Why Gordon Ramsay Says MasterChef Season 12 Is The Best One 'Ever Shot'
Attention, attention: The heat is on! Grab your pans, tasting spoons, and TV remotes because "MasterChef" is finally back. Everyone likes to eat well, many like to cook with passion and spend hours in the kitchen, but few enjoy washing the dishes and being constantly stressed in a demanding TV kitchen setting. Once again, we'll see everything that makes cooking beautiful and challenging in the new All-Star season of "MasterChef" on FOX.
According to Deadline, on May 25, the new season of the popular cooking competition titled "MasterChef: Back to Win" brought back 20 celebrated chefs from previous seasons to prove themselves one more time in front of the well-known panel of judges — Gordon Ramsay, Joe Bastianich, and Aarón Sánchez. Among the 20 notable cooks, two of them had previously shown their skills on "MasterChef Junior," but since they're not juniors anymore, the two will now compete as full-grown adults. Judge Gordon Ramsay told ET that Season 12 is the best one "ever shot" and for a good reason.
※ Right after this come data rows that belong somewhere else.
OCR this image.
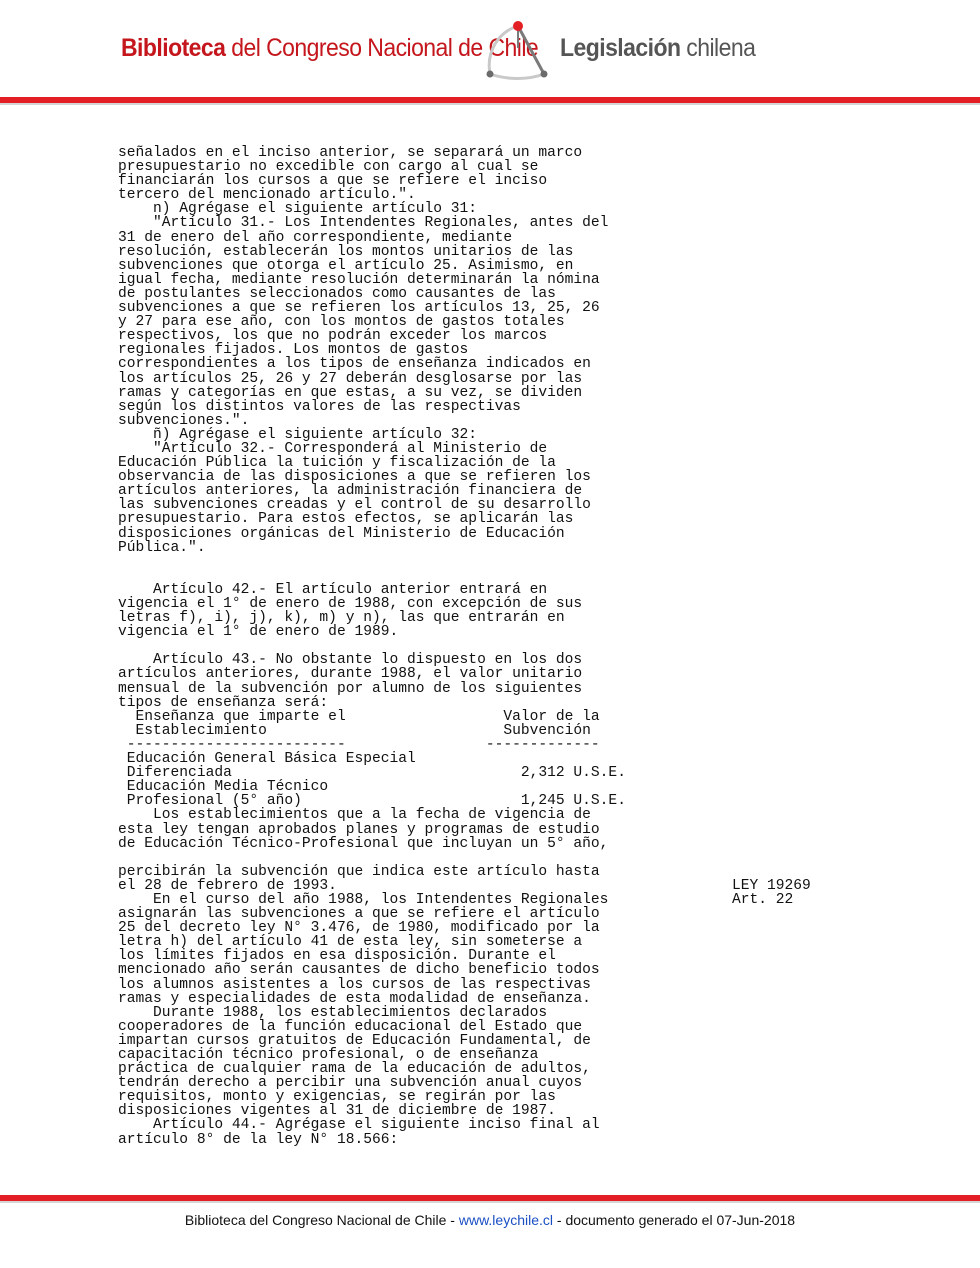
Biblioteca del Congreso Nacional de Chile Legislación chilena
señalados en el inciso anterior, se separará un marco
presupuestario no excedible con cargo al cual se
financiarán los cursos a que se refiere el inciso
tercero del mencionado artículo.".
n) Agrégase el siguiente artículo 31:
"Artículo 31.- Los Intendentes Regionales, antes del
31 de enero del año correspondiente, mediante
resolución, establecerán los montos unitarios de las
subvenciones que otorga el artículo 25. Asimismo, en
igual fecha, mediante resolución determinarán la nómina
de postulantes seleccionados como causantes de las
subvenciones a que se refieren los artículos 13, 25, 26
y 27 para ese año, con los montos de gastos totales
respectivos, los que no podrán exceder los marcos
regionales fijados. Los montos de gastos
correspondientes a los tipos de enseñanza indicados en
los artículos 25, 26 y 27 deberán desglosarse por las
ramas y categorías en que estas, a su vez, se dividen
según los distintos valores de las respectivas
subvenciones.".
ñ) Agrégase el siguiente artículo 32:
"Artículo 32.- Corresponderá al Ministerio de
Educación Pública la tuición y fiscalización de la
observancia de las disposiciones a que se refieren los
artículos anteriores, la administración financiera de
las subvenciones creadas y el control de su desarrollo
presupuestario. Para estos efectos, se aplicarán las
disposiciones orgánicas del Ministerio de Educación
Pública.".

Artículo 42.- El artículo anterior entrará en
vigencia el 1° de enero de 1988, con excepción de sus
letras f), i), j), k), m) y n), las que entrarán en
vigencia el 1° de enero de 1989.

Artículo 43.- No obstante lo dispuesto en los dos
artículos anteriores, durante 1988, el valor unitario
mensual de la subvención por alumno de los siguientes
tipos de enseñanza será:
Enseñanza que imparte el                  Valor de la
Establecimiento                           Subvención
-------------------------                -------------
Educación General Básica Especial
Diferenciada                                 2,312 U.S.E.
Educación Media Técnico
Profesional (5° año)                         1,245 U.S.E.
Los establecimientos que a la fecha de vigencia de
esta ley tengan aprobados planes y programas de estudio
de Educación Técnico-Profesional que incluyan un 5° año,

percibirán la subvención que indica este artículo hasta
el 28 de febrero de 1993.
En el curso del año 1988, los Intendentes Regionales
asignarán las subvenciones a que se refiere el artículo
25 del decreto ley N° 3.476, de 1980, modificado por la
letra h) del artículo 41 de esta ley, sin someterse a
los límites fijados en esa disposición. Durante el
mencionado año serán causantes de dicho beneficio todos
los alumnos asistentes a los cursos de las respectivas
ramas y especialidades de esta modalidad de enseñanza.
Durante 1988, los establecimientos declarados
cooperadores de la función educacional del Estado que
impartan cursos gratuitos de Educación Fundamental, de
capacitación técnico profesional, o de enseñanza
práctica de cualquier rama de la educación de adultos,
tendrán derecho a percibir una subvención anual cuyos
requisitos, monto y exigencias, se regirán por las
disposiciones vigentes al 31 de diciembre de 1987.
Artículo 44.- Agrégase el siguiente inciso final al
artículo 8° de la ley N° 18.566:
LEY 19269
Art. 22
Biblioteca del Congreso Nacional de Chile - www.leychile.cl - documento generado el 07-Jun-2018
The returning MasterChef contestants have 'their eye on the prize'
In an exclusive interview with ET, Gordon Ramsay revealed his family recently attended Brooklyn Beckham's wedding, which was "extraordinary." Ramsay also spoke about the new season of "MasterChef," where the prize is a whopping $250,000 for one returning cook who will be proclaimed the winner in the end. The chef said that Season 12 will be the best one ever because the returning competitors already have experience with the show — they're going to be "better, stronger, feistier, more determined, and they've got their eye on the prize."
The celebrity chef recently had a guest appearance in the British "MasterChef" finals. The finalists went to Ramsay's London restaurant to cook a few of his famous dishes. However, fans of the show were furious, claiming that Ramsay ruined the finals with his guest appearance and his "dramatics and dismissals of the contestants" (via The Sun). We can only hope that the U.S. audiences will be kinder and have more sympathy for the renowned chef once "MasterChef: Back to Win" picks up steam.